By Anora Mahmudova and Sara Sjolin, MarketWatch

Turkish lira takes a hit on New Year's Eve attack

The U.S. dollar extended robust gains after stronger-than-expected manufacturing data on Tuesday, lifting a key dollar index to its highest level in more than 14 years.

The ICE dollar index jumped 1.4% to 103.69 as the greenback rose against most other major currencies. The gauge is touching levels last seen in December 2002, according to FactSet data.

The ISM manufacturing index (http://www.marketwatch.com/story/manufacturers-most-upbeat-in-two-years-ism-survey-shows-2017-01-03)rose to 54.7% in December. A reading of 50 or greater points to expansion. Meanwhile, construction spending (http://www.marketwatch.com/story/construction-spending-jumps-in-november-2017-01-03) rose 0.9%, with both reports coming in stronger than forecast by economists polled by MarketWatch.

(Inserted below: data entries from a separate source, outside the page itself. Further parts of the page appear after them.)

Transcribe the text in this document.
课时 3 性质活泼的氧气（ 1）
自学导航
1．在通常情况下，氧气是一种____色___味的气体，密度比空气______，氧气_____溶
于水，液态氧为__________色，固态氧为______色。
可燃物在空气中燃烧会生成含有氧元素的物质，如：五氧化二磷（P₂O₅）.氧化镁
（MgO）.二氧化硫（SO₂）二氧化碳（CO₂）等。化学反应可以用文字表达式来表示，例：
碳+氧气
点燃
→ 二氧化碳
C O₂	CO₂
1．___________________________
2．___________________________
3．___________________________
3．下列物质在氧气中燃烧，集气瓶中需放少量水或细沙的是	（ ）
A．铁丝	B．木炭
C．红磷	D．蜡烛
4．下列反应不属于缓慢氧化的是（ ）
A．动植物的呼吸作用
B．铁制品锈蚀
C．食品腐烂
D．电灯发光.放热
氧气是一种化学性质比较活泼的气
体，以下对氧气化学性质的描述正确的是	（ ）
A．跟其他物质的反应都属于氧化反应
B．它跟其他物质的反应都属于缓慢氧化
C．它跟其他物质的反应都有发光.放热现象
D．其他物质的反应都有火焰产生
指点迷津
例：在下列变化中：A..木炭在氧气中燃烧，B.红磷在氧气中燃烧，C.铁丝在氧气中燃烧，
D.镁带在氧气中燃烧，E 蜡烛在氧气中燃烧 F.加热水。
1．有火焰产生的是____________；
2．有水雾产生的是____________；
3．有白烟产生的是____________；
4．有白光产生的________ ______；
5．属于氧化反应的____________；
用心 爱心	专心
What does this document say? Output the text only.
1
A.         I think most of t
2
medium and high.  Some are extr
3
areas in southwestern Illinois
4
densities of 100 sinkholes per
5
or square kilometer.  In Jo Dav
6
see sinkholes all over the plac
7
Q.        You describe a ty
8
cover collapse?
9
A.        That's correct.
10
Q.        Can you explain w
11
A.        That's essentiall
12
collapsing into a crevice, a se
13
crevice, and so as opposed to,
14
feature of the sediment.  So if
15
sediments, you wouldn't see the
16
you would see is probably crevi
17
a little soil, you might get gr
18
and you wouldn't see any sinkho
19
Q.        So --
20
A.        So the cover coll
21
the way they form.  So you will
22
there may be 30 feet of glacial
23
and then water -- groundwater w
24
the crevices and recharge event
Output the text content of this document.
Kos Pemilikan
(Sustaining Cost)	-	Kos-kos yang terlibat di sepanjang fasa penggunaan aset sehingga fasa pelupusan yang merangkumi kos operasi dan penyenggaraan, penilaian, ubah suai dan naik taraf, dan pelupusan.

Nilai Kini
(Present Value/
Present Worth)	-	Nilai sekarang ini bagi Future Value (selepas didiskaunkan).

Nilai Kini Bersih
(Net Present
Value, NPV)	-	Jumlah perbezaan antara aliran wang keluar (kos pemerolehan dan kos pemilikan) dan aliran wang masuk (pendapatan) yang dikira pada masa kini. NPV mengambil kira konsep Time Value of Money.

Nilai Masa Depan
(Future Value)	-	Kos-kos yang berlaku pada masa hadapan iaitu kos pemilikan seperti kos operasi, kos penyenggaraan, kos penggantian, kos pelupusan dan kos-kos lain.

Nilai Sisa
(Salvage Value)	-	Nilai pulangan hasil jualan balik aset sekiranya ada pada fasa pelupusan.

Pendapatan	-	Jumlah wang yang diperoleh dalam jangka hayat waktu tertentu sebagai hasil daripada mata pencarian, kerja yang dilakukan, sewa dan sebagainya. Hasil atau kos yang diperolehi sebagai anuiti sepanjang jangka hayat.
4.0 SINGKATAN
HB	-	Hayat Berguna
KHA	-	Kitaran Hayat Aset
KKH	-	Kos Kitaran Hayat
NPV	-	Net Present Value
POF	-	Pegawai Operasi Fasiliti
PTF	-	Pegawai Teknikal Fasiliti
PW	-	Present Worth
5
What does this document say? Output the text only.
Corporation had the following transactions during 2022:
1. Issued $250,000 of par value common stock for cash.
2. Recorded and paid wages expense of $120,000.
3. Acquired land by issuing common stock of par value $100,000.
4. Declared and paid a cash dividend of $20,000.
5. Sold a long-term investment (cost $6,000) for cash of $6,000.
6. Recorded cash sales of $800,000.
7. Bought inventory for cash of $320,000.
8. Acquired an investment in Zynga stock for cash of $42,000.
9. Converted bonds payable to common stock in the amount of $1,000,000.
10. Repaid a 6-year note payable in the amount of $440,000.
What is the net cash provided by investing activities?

Even before the data, the greenback was higher on Tuesday with analysts suggesting that the dollar strengths was a continuation of the momentum seen in the last quarter of 2016.

"The dollar rally is being driven by enormous investor expectations that the relatively strong U.S. economy will accelerate even further under the leadership of [President-elect] Donald Trump who is expected to stoke growth through fiscal stimulus and deregulation," said Boris Schlossberg, managing director of FX strategy at BK Asset Management. The dollar has risen 4.6% over the last quarter on prospects of inflation growing and higher interest rates.

Indeed, the dollar index ended 3.6% higher in 2016, its fourth straight year of gains.

"The last two weeks in December were clearly a pause inthe dollar rally and investors continue to bet on a stronger dollar in 2017," said Neil Mellor, chief currency strategist at BNY Mellon.

The dollar traded sideways late December, but gained 4.6% over the fourth quarter on expectations that the Federal Reserve would raise interest rates at a more rapid clip than had previously been expected. The market is pricing in two rate increases in 2017, according to CME Group data, while the Fed's projection of rate increases this year, its so-called dot plot, implies three moves, an increase from its earlier projection in September of two rate increases this year.

"Mr. Trump's policies will take months to be put into effect, but in the meantime the markets will need to key off the U.S. data. Given the very high expectations, the possibility of disappointment is high," Schlossberg added.

Meanwhile, the euro was one of the biggest decliners against the dollar on Tuesday, falling to $1.0360, down from $1.0467 late Monday in New York.

Some analysts expect more potential downside risk for the single currency in 2017, which could pull it down to parity with the greenback.

"Over the past decade China has diversified its foreign holdings away from the dollar and into the euro. The recent devaluation of the yuan forced them to sell their dollars, but soon, they might start selling their euros, further putting pressure on the single currency," said Mellor.

Mellor noted that the weakness in the euro and the yen is a positive for their respective central banks.

"The ECB and [Bank of Japan] are only happy to see the dollar strengthen to allow their economies to recover. But it has a negative impact on emerging markets and the Fed will be very careful not to let the dollar strengthen too much," Mellor said. "One of the risks for the dollar is the Fed tightening too soon too much," he said.

The yen also slid, with the dollar fetchingYen118.16, up from Yen117.41 on Monday.

In other currencies, the pound jumped after the U.K. manufacturing purchasing managers index for December soared to a 30-month high (http://www.marketwatch.com/story/uk-manufacturing-pmi-jumps-to-30-month-high-2017-01-03). Sterling bought EUR1.1790, up from EUR1.1739, its strongest level against the euro since Dec. 22, according to FactSet.

The pound changed hands at $1.2243, compared with $1.2287 on Monday.

Among emerging-market currencies, Russian ruble strengthened 1.3% against the dollar, with the dollar fetching 60.4670 rubles, down from 61.2465, thanks to a jump in oil prices. The ruble is still near 13-month lows against the buck.

And the Turkish lira plunged to new lows after the terrorist attack on a night club on New Year's Eve. The dollar bought 3.5948 lira, up from 3.5436 on Monday.